Really interesting from Migration Observatory on trends in immigration criminal and civil penalty enforcement. It came out a few weeks ago but it has taken me until now to look at it properly (there’s a LOT going on at the moment!).
From the key points summary:
- From 1999 to 2016, British immigration law has added 89 new types of immigration offences, compared with only 70 that were introduced between 1905 and 1998.
- Since the mid-2000s prosecutions and convictions of immigration offenders have decreased in magistrates courts and increased in crown courts.
- The majority of enforcement action against third parties and migrants has been undertaken through civil penalties and removals rather than criminal prosecution.
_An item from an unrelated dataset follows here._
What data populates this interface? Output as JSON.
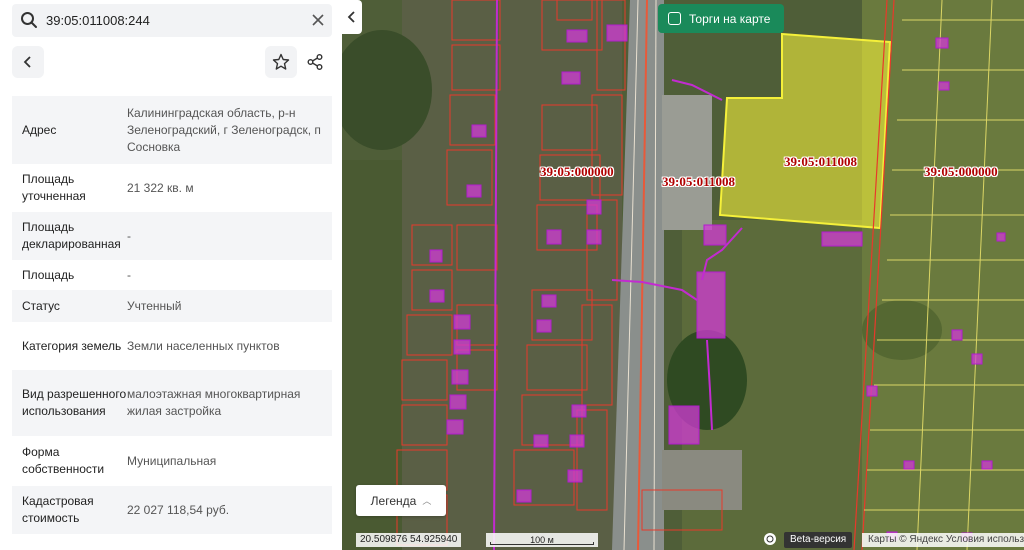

- Civil and criminal penalties against employers have fluctuated but increased in the most recent (2013-2014 data).
The “hostile environment” has been brewing for some time and it seems these trends are likely to have accelerated in the last couple of years. The increase in the sheer number of immigration offences does not tell the whole story, though, as many offences have also been widened and the threshold for committing them lowered. Following an amendment wrought by the Immigration Act 2016, for example, an employer need only now have “reasonable cause to believe” as opposed to actual knowledge of employing an illegal worker. New civil penalties have now been introduced for landlords, banks and building societies and access to services has been curtailed.
My qualititative impression is that more recent changes are more likely to be “effective” in the sense that they are used more. One notorious criminal offence introduced in 2003 was to prohibit possession of an immigration stamp without reasonable excuse (section 26B of the Immigration Act 1971 as amended), for example. When I last checked it seemed there had been no prosecutions under that section. In contrast, the expanded civil penalties are far easier to implement by Government because the legal safeguards are far less than in criminal law and because it is generally far preferable to simply pay the penalty than to fight it, whereas that is not true of criminal charges.
We should recall that the actual underlying purpose of these offences and civil penalties is supposed to be to deter the prohibited behaviours. Punishing wrong-doers is the means to achieve that end, not the end in itself. We will never know the alternative history of how “bad” things would really be if these sanctions were not being pursued (there might be immigration stamps crunching underfoot like autumn leaves but for section 26B!) but as far as I can tell it does not seem that the sanctions have actually deterred employing illegal workers, reduced the rate of illegal entry or encouraged violuntary departure. Indeed, it emerged in a recent Chief Inspector report that the Home Office has not even attempted to devise a way of measuring impact:
… justification for extending the ‘hostile environment’ measures is based on the conviction that they are ‘right’ in principle, and enjoy broad public support, rather than on any evidence that the measures already introduced are working or needed to be strengthened, since no targets were set for the original measures and little had been done to evaluate them …
If the hostile environment were really about deterrence, would we not be able to see some research or evidence on the relative impact of criminal sanctions (harder to enforce but more punishing) and civil penalties (easier to enforce but easier to shrug off)?
One is left with the suspicion that these sanctions have some other purpose or purposes than deterrence. To raise money, perhaps, or to justify the existence of expanding Home Office bureaucracy or simple (but self defeating) Something Must Be Done politics. Or all of the above.
Do take a look at the full report. It isn’t long, it is in native web format, the charts are informative and interactive and it is very interesting!